Those that are interested in a security, corrections, or law enforcement career may want to look into an Associate of Science (A.S.) degree program in law enforcement. Graduated may seek entry-level jobs in law enforcement after two years or look into continuing their education in bachelor’s degree programs.
A.S. Programs in Law Enforcement
Students enrolled in an Associate’s degree program in law enforcement are required to complete coursework that combines theoretical instruction in subject areas such as management and ethics with practical instruction in police procedures. Many technical schools, universities, and private and public colleges offer these programs that usually take two years to complete.
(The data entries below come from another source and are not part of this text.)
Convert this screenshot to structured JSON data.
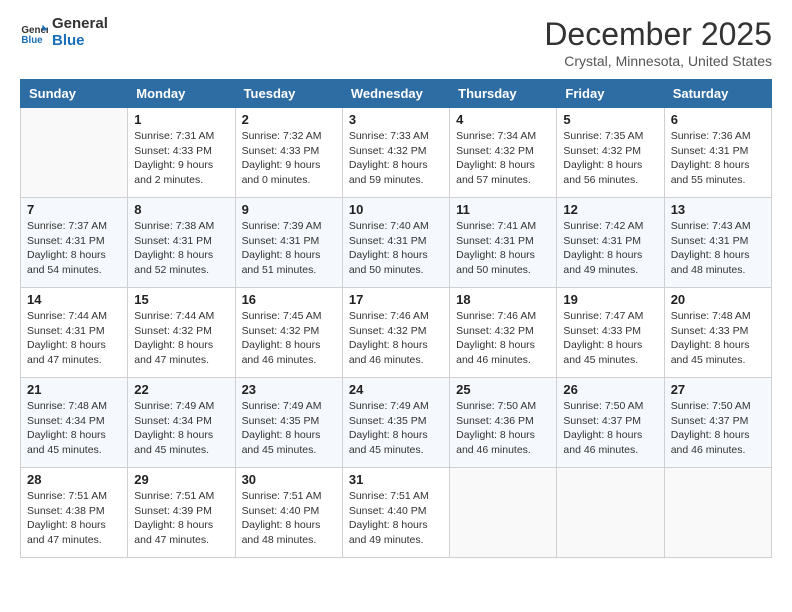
{
  "logo": {
    "general": "General",
    "blue": "Blue"
  },
  "title": "December 2025",
  "location": "Crystal, Minnesota, United States",
  "days_header": [
    "Sunday",
    "Monday",
    "Tuesday",
    "Wednesday",
    "Thursday",
    "Friday",
    "Saturday"
  ],
  "weeks": [
    [
      {
        "day": "",
        "info": ""
      },
      {
        "day": "1",
        "info": "Sunrise: 7:31 AM\nSunset: 4:33 PM\nDaylight: 9 hours\nand 2 minutes."
      },
      {
        "day": "2",
        "info": "Sunrise: 7:32 AM\nSunset: 4:33 PM\nDaylight: 9 hours\nand 0 minutes."
      },
      {
        "day": "3",
        "info": "Sunrise: 7:33 AM\nSunset: 4:32 PM\nDaylight: 8 hours\nand 59 minutes."
      },
      {
        "day": "4",
        "info": "Sunrise: 7:34 AM\nSunset: 4:32 PM\nDaylight: 8 hours\nand 57 minutes."
      },
      {
        "day": "5",
        "info": "Sunrise: 7:35 AM\nSunset: 4:32 PM\nDaylight: 8 hours\nand 56 minutes."
      },
      {
        "day": "6",
        "info": "Sunrise: 7:36 AM\nSunset: 4:31 PM\nDaylight: 8 hours\nand 55 minutes."
      }
    ],
    [
      {
        "day": "7",
        "info": "Sunrise: 7:37 AM\nSunset: 4:31 PM\nDaylight: 8 hours\nand 54 minutes."
      },
      {
        "day": "8",
        "info": "Sunrise: 7:38 AM\nSunset: 4:31 PM\nDaylight: 8 hours\nand 52 minutes."
      },
      {
        "day": "9",
        "info": "Sunrise: 7:39 AM\nSunset: 4:31 PM\nDaylight: 8 hours\nand 51 minutes."
      },
      {
        "day": "10",
        "info": "Sunrise: 7:40 AM\nSunset: 4:31 PM\nDaylight: 8 hours\nand 50 minutes."
      },
      {
        "day": "11",
        "info": "Sunrise: 7:41 AM\nSunset: 4:31 PM\nDaylight: 8 hours\nand 50 minutes."
      },
      {
        "day": "12",
        "info": "Sunrise: 7:42 AM\nSunset: 4:31 PM\nDaylight: 8 hours\nand 49 minutes."
      },
      {
        "day": "13",
        "info": "Sunrise: 7:43 AM\nSunset: 4:31 PM\nDaylight: 8 hours\nand 48 minutes."
      }
    ],
    [
      {
        "day": "14",
        "info": "Sunrise: 7:44 AM\nSunset: 4:31 PM\nDaylight: 8 hours\nand 47 minutes."
      },
      {
        "day": "15",
        "info": "Sunrise: 7:44 AM\nSunset: 4:32 PM\nDaylight: 8 hours\nand 47 minutes."
      },
      {
        "day": "16",
        "info": "Sunrise: 7:45 AM\nSunset: 4:32 PM\nDaylight: 8 hours\nand 46 minutes."
      },
      {
        "day": "17",
        "info": "Sunrise: 7:46 AM\nSunset: 4:32 PM\nDaylight: 8 hours\nand 46 minutes."
      },
      {
        "day": "18",
        "info": "Sunrise: 7:46 AM\nSunset: 4:32 PM\nDaylight: 8 hours\nand 46 minutes."
      },
      {
        "day": "19",
        "info": "Sunrise: 7:47 AM\nSunset: 4:33 PM\nDaylight: 8 hours\nand 45 minutes."
      },
      {
        "day": "20",
        "info": "Sunrise: 7:48 AM\nSunset: 4:33 PM\nDaylight: 8 hours\nand 45 minutes."
      }
    ],
    [
      {
        "day": "21",
        "info": "Sunrise: 7:48 AM\nSunset: 4:34 PM\nDaylight: 8 hours\nand 45 minutes."
      },
      {
        "day": "22",
        "info": "Sunrise: 7:49 AM\nSunset: 4:34 PM\nDaylight: 8 hours\nand 45 minutes."
      },
      {
        "day": "23",
        "info": "Sunrise: 7:49 AM\nSunset: 4:35 PM\nDaylight: 8 hours\nand 45 minutes."
      },
      {
        "day": "24",
        "info": "Sunrise: 7:49 AM\nSunset: 4:35 PM\nDaylight: 8 hours\nand 45 minutes."
      },
      {
        "day": "25",
        "info": "Sunrise: 7:50 AM\nSunset: 4:36 PM\nDaylight: 8 hours\nand 46 minutes."
      },
      {
        "day": "26",
        "info": "Sunrise: 7:50 AM\nSunset: 4:37 PM\nDaylight: 8 hours\nand 46 minutes."
      },
      {
        "day": "27",
        "info": "Sunrise: 7:50 AM\nSunset: 4:37 PM\nDaylight: 8 hours\nand 46 minutes."
      }
    ],
    [
      {
        "day": "28",
        "info": "Sunrise: 7:51 AM\nSunset: 4:38 PM\nDaylight: 8 hours\nand 47 minutes."
      },
      {
        "day": "29",
        "info": "Sunrise: 7:51 AM\nSunset: 4:39 PM\nDaylight: 8 hours\nand 47 minutes."
      },
      {
        "day": "30",
        "info": "Sunrise: 7:51 AM\nSunset: 4:40 PM\nDaylight: 8 hours\nand 48 minutes."
      },
      {
        "day": "31",
        "info": "Sunrise: 7:51 AM\nSunset: 4:40 PM\nDaylight: 8 hours\nand 49 minutes."
      },
      {
        "day": "",
        "info": ""
      },
      {
        "day": "",
        "info": ""
      },
      {
        "day": "",
        "info": ""
      }
    ]
  ]
}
Admission criteria require applicants to hold a GED certificate or high school diploma.
Coursework in law enforcement programs is devised to train students to face up to both the physical and mental challenges entailed in a career in law enforcement. Coursework commonly includes topic areas such as:
•Crime scene investigation
•Criminal justice ethics
Employers of law enforcement officers such as detectives and police officers do not insist on candidates holding more than a high school diploma; however, some departments that give jobs to these professionals are beginning to insist on bachelor’s degree holders or those who have spent at least two years in college (source: U.S. Bureau of Labor Statistics (BLS)).
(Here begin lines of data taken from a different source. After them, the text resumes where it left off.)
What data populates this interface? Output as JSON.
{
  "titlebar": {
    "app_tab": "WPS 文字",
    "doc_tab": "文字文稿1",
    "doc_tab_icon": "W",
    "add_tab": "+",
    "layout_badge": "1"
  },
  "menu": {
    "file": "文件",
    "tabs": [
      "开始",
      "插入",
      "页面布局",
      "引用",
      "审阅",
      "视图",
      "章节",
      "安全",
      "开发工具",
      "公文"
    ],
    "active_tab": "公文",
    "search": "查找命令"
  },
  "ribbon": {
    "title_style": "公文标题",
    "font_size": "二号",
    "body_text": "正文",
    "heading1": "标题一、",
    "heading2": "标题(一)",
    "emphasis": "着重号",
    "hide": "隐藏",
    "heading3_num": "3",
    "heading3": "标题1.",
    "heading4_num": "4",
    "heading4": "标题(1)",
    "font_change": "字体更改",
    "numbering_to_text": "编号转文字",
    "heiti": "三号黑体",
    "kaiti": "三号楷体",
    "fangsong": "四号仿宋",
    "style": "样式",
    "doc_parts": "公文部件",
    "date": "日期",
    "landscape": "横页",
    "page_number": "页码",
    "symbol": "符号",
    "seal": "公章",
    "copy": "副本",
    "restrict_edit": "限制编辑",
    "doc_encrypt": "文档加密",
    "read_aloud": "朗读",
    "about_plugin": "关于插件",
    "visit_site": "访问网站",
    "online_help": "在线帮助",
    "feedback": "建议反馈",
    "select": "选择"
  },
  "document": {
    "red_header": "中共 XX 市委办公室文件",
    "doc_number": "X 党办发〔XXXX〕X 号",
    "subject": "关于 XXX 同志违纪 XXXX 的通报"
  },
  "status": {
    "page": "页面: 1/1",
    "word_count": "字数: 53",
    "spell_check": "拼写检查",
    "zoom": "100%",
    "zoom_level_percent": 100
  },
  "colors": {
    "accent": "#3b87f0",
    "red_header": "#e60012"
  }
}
Individuals who complete an Associate of Science in Law Enforcement program can seek entry-level job roles such as:
•Border patrol officer
•Fish and game warden
Certification and Continuing Education Choices
Graduates of a degree program in law enforcement who are recruited by a police department are usually expected to undergo 12-14 weeks of training at a training academy (BLS). They are imparted knowledge about state regulations and engage in supervised practice in police procedures. A training academy of 3-12 months’ duration is mandatory for fish and game wardens. The majority of states require private investigators to obtain licensure before they are allowed to practice their profession; different states have different requirements for private investigators (BLS).
Associate degree graduates who seek continued education can earn a bachelor’s degree in majors such as legal studies, criminology or criminal justice. Beyond the undergraduate degree, interested individuals can also aim to complete masters and doctoral degree programs.